Beuys stand politisch - zur Zeit der 68er Studentenbewegung – politisch eher links, er war mit Rudi Dutschke befreundet, aber auch von der Anthroposophie geprägt, eine interessante, widersprüchliche, dadurch aber auch bereichernde Konstellation.

Durchbruch zu neuem Bewusstsein
Schon äußerlich mit seinem Markenzeichen „Hut und Mantel“ eine Aufsehen erregende Persönlichkeit“,  wollte Beuys, narzisstisch und gleichzeitig missionarisch ein neues Bewusstsein schaffen um die Welt Kunst und Soziale Plastik * zum Besseren zu verändern: „Arbeite nur, wenn du das Gefühl hast, es löst eine Revolution aus“.


( Die „Soziale Plastik“ ist nach Beuys jede kreative Tätigkeit im Sinne des Allgemeinwohls.)

Mit seinem am meisten zitierten Satz „ jeder Mensch ist ein Künstler“ übergibt er jedem einzelnen das Geschenk besonderer persönlicher Aufmerksamkeit. Er hebt  jeden Menschen aus der Masse und schafft dadurch –„jeder ist ein Künstler“– wieder Masse. Diese nivellierende Tendenz beschreibt Ortega y Gasset in seinem „Aufstand der Massen“.

Ich will aber den Beitrag von Joseph Beuys für ein neues „Sehen“ in Bezug auf gesellschaftspolitische Veränderungen und die mit ihnen verbundene damalige Kunstlandschaft absolut nicht abwerten. Ich möchte nur, dass differenziert gedacht und beurteilt wird. Er war ein Künstler der seine Grenzen weiter steckte und den Blick für Neues in der Kunst öffnete -  z.B. durch die Einbeziehung der Materialien Fett und Filz. Damit riss er auch Künstlerkollegen wie B. Palermo mit und schuf so in der Kunst seiner Zeit eine neue Wirklichkeit.

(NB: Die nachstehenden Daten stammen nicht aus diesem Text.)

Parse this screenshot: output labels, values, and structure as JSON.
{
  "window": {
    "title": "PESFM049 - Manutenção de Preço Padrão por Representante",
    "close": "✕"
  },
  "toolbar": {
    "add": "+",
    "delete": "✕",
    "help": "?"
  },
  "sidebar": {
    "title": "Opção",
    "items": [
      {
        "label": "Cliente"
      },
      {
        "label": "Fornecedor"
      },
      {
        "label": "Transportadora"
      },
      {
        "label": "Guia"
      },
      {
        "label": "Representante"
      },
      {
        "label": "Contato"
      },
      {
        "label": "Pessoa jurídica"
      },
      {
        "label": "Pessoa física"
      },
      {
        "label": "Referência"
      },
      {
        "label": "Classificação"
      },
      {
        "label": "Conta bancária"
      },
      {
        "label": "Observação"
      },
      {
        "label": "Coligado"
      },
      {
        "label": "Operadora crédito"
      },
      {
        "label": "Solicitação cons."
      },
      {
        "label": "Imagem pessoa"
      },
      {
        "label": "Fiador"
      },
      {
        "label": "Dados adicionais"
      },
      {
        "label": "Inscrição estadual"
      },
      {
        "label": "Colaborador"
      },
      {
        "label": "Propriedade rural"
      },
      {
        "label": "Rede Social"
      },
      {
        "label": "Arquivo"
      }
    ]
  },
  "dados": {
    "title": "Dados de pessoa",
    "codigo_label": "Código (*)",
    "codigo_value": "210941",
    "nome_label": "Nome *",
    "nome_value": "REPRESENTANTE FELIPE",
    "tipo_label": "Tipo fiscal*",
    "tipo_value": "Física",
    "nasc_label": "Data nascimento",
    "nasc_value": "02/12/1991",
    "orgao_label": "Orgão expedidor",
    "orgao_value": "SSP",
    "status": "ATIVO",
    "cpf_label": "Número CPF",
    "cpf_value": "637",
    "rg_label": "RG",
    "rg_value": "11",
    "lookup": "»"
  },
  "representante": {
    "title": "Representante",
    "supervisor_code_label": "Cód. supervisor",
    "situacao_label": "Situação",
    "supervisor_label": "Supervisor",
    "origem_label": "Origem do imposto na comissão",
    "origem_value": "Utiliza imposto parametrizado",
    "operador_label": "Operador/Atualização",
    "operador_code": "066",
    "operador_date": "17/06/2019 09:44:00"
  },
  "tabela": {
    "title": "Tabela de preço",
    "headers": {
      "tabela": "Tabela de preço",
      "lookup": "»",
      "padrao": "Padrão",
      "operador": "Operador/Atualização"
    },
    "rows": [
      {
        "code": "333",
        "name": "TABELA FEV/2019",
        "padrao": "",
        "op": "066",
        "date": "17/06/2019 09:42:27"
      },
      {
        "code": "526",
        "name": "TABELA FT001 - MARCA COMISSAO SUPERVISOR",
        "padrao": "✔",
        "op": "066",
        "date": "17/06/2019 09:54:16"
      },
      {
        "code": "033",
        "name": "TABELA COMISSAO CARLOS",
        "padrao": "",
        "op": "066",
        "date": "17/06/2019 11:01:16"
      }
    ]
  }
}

Verhängnisvolle Verwechslung

Zu seinem Satz „ Jeder Mensch ist ein Künstler“ muss ich aber eines klarstellen: NICHT jeder Mensch ist Künstler.
Beuys ist in seiner Neigung zu Schlagworten, ein Sinnfehler unterlaufen. Dennoch wurde dieser Satz mit Begeisterung aufgegriffen und bis heute immer wieder zitiert.


Beuys postulierte:
„…..Jeder Mensch ist ein Träger von Fähigkeiten. Da wo er seine Fähigkeiten entfaltet, ist er ein Künstler“.
Ich bin bereit in Ausnahmefällen  auch eine sehr weitgehende Definition zu akzeptierenaber der allgemeine Begriff „Kunst“ darf nicht seines ursprünglichen Sinnes beraubt und verschlampt werden.
Beuys hat eindeutig zwei Begriffe missverständlich verwechselt: Kunst und Kreativität. Kein Mensch ist ohne Kreativität lebensfähig. Jeder Mensch muss sich flexibel und einfallsreich auf  Neues einstellen, und sich mit Ideen und Lösungen wappnen können.
Kunst meint aber mehr.

Beuys hat also einerseits Wichtiges zum Verständnis von Kunst beigetragen, anderseits aber mit seinem viel zitierten Schlagwort der Kunst auch großen Schaden zugefügt.
Kunstexperten, die über die ranzige Butter in Beuys Marmeladeglas lange kontroversielle Betrachtungen schreiben, und  Mitmenschen, die glauben, dass z.B. eine in die Ecke gestellte Mistschaufel sie schon zu Künstlern macht, bedienen als Epigonen zwar den Zeitgeist aber nicht die Kunst. Beuys, aber auch die Medien, haben hier entscheidend zur Desorientierung und daher zur Verunsicherung bezüglich der Beurteilung von Kunst beigetragen.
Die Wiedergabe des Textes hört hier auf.